Beijing: China's value-added tax reforms will help support the economy and speed up structural adjustments, Vice Finance Minister Shi Yaobin said on Tuesday, playing down concerns such reforms could fan property speculation.
China will replace a business tax with a value-added tax in its construction, real estate, financial and consumer services sectors, effective from May 1, and the government hopes to cut taxes by more than 500 billion yuan ($77.32 billion) in 2016.
"This will help stabilise economic growth...and also help improve economic structures," Shi told a news conference.
The VAT reform, which was launched in 2012 as a trial programme, has been applied to railway transportation, postal services, telecommunications and some service sectors.
The VAT reform has already reduced firms` tax burdens by more than 600 billion yuan, Shi said.
The ministry said in a statement that implementing VAT reforms in the construction, real estate, financial and consumer services sectors would be more complicated.
But Shi played down concerns that the VAT reform, which will allow firms to include real estate in the scope of tax deductions, will lead to a property buying spree.

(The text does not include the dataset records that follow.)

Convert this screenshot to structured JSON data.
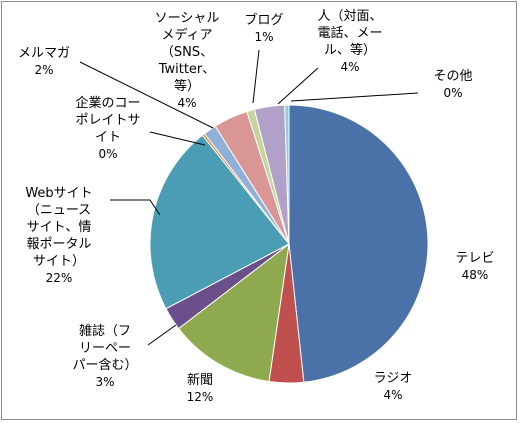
{
  "chart_data": {
    "type": "pie",
    "start_angle_deg": 0,
    "direction": "clockwise",
    "slices": [
      {
        "label": "テレビ",
        "pct_label": "48%",
        "value": 48.3,
        "color": "#4a72a8"
      },
      {
        "label": "ラジオ",
        "pct_label": "4%",
        "value": 4.0,
        "color": "#c0504d"
      },
      {
        "label": "新聞",
        "pct_label": "12%",
        "value": 12.3,
        "color": "#8faa4e"
      },
      {
        "label": "雑誌（フ\nリーペー\nパー含む）",
        "pct_label": "3%",
        "value": 2.7,
        "color": "#6b4f8a"
      },
      {
        "label": "Webサイト\n（ニュース\nサイト、情\n報ポータル\nサイト）",
        "pct_label": "22%",
        "value": 22.0,
        "color": "#4a9db4"
      },
      {
        "label": "企業のコー\nポレイトサ\nイト",
        "pct_label": "0%",
        "value": 0.3,
        "color": "#e8883a"
      },
      {
        "label": "メルマガ",
        "pct_label": "2%",
        "value": 1.5,
        "color": "#8fb1d8"
      },
      {
        "label": "ソーシャル\nメディア\n（SNS、\nTwitter、\n等）",
        "pct_label": "4%",
        "value": 4.0,
        "color": "#d99694"
      },
      {
        "label": "ブログ",
        "pct_label": "1%",
        "value": 0.9,
        "color": "#c6d69b"
      },
      {
        "label": "人（対面、\n電話、メー\nル、等）",
        "pct_label": "4%",
        "value": 3.5,
        "color": "#b1a0c7"
      },
      {
        "label": "その他",
        "pct_label": "0%",
        "value": 0.5,
        "color": "#92cddc"
      }
    ]
  }
}
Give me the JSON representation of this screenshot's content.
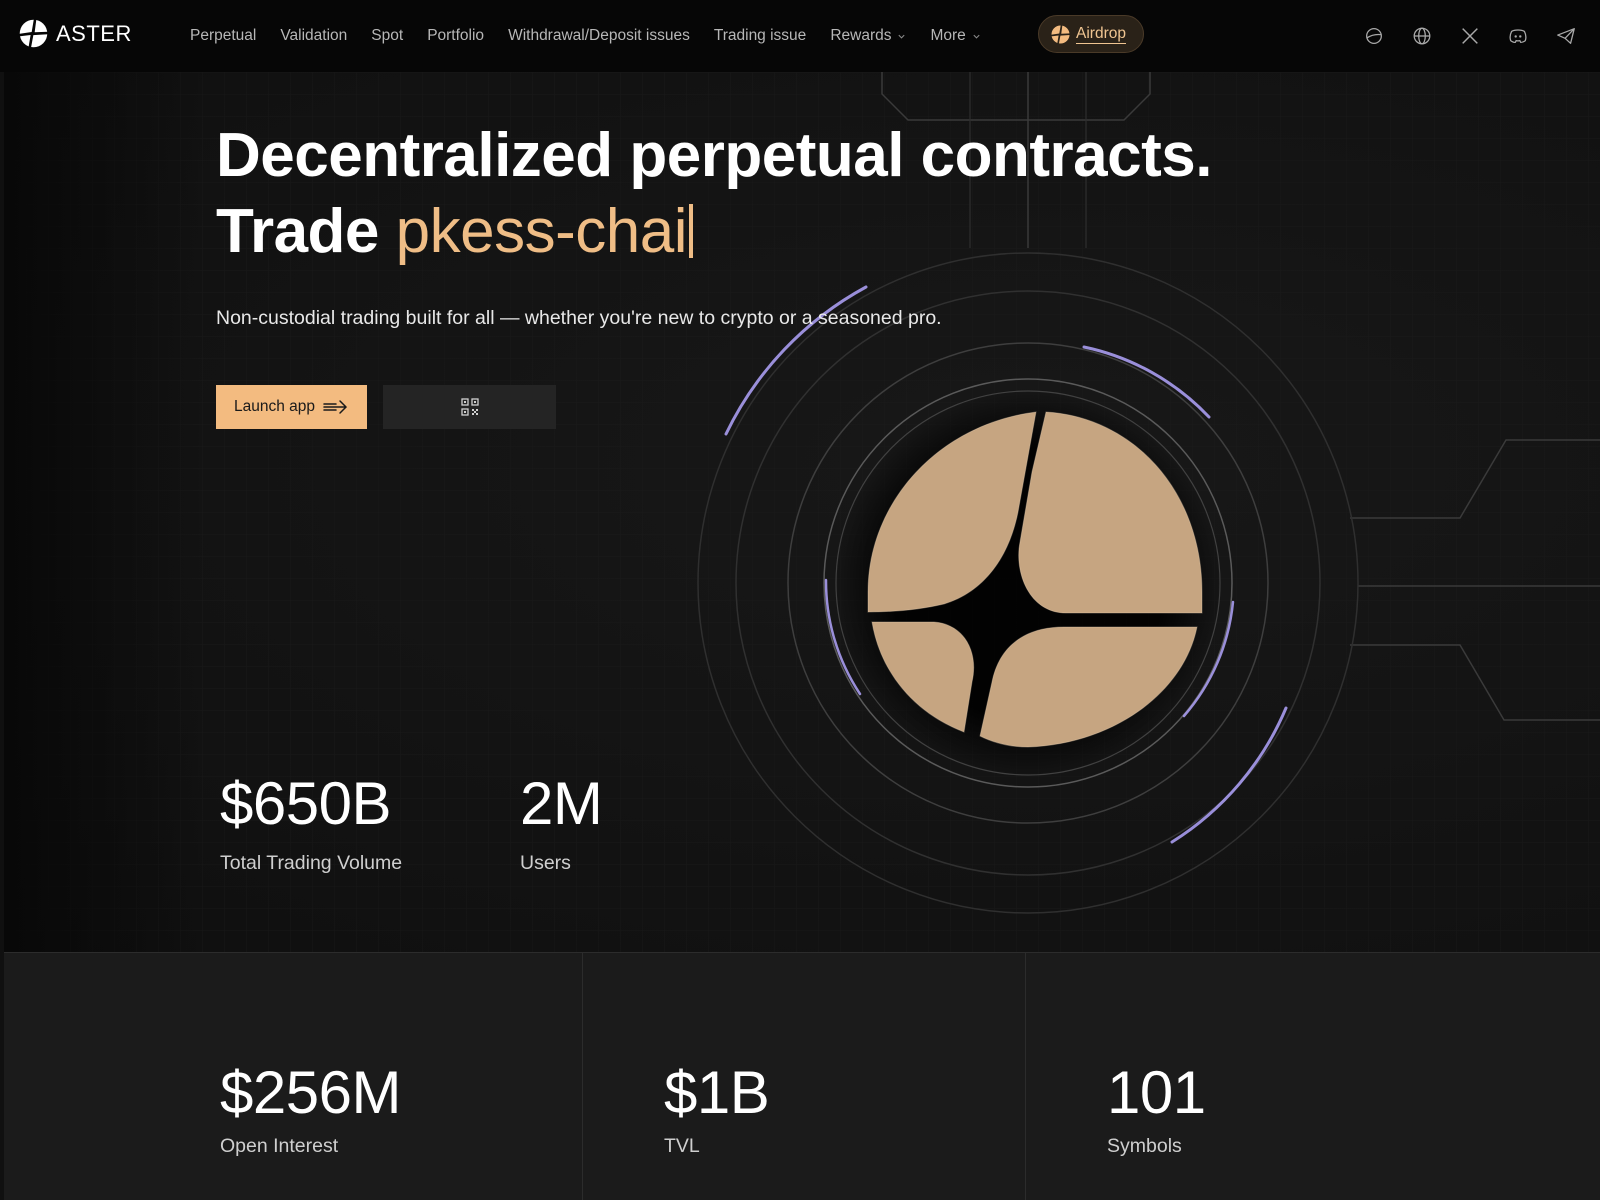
{
  "brand": {
    "name": "ASTER",
    "logo_icon": "aster-logo-icon",
    "accent": "#f3bb80"
  },
  "nav": {
    "links": [
      {
        "label": "Perpetual",
        "dropdown": false
      },
      {
        "label": "Validation",
        "dropdown": false
      },
      {
        "label": "Spot",
        "dropdown": false
      },
      {
        "label": "Portfolio",
        "dropdown": false
      },
      {
        "label": "Withdrawal/Deposit issues",
        "dropdown": false
      },
      {
        "label": "Trading issue",
        "dropdown": false
      },
      {
        "label": "Rewards",
        "dropdown": true
      },
      {
        "label": "More",
        "dropdown": true
      }
    ],
    "airdrop_label": "Airdrop",
    "icons": [
      "planet-icon",
      "globe-icon",
      "x-twitter-icon",
      "discord-icon",
      "telegram-icon"
    ]
  },
  "hero": {
    "headline_line1": "Decentralized perpetual contracts.",
    "headline_prefix": "Trade",
    "headline_typed": "pkess-chai",
    "subtitle": "Non-custodial trading built for all — whether you're new to crypto or a seasoned pro.",
    "launch_label": "Launch app",
    "qr_icon": "qr-code-icon",
    "stats": [
      {
        "value": "$650B",
        "label": "Total Trading Volume"
      },
      {
        "value": "2M",
        "label": "Users"
      }
    ]
  },
  "stats": [
    {
      "value": "$256M",
      "label": "Open Interest"
    },
    {
      "value": "$1B",
      "label": "TVL"
    },
    {
      "value": "101",
      "label": "Symbols"
    }
  ],
  "colors": {
    "background": "#101010",
    "typed_text": "#efbd86",
    "ring_glow": "#a99cf0",
    "emblem": "#c6a581"
  }
}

Premier Li Keqiang said that China should prevent local protectionism and improper means to compete for tax revenue during the process of reform, according to comments published on the central government`s website on Tuesday.
Li said the government would also prevent firms from taking advantage of the tax reform to utilise production capacity deemed outdated and excessive.
There would be a "reasonable solution" on how to divide the vale-added tax revenue between the central and local governments, Li said without elaborating.
Top leaders have already pledged to cut taxes and expand the government budget deficit this year to support economic growth, which slowed to its lowest level in 25 years in 2015.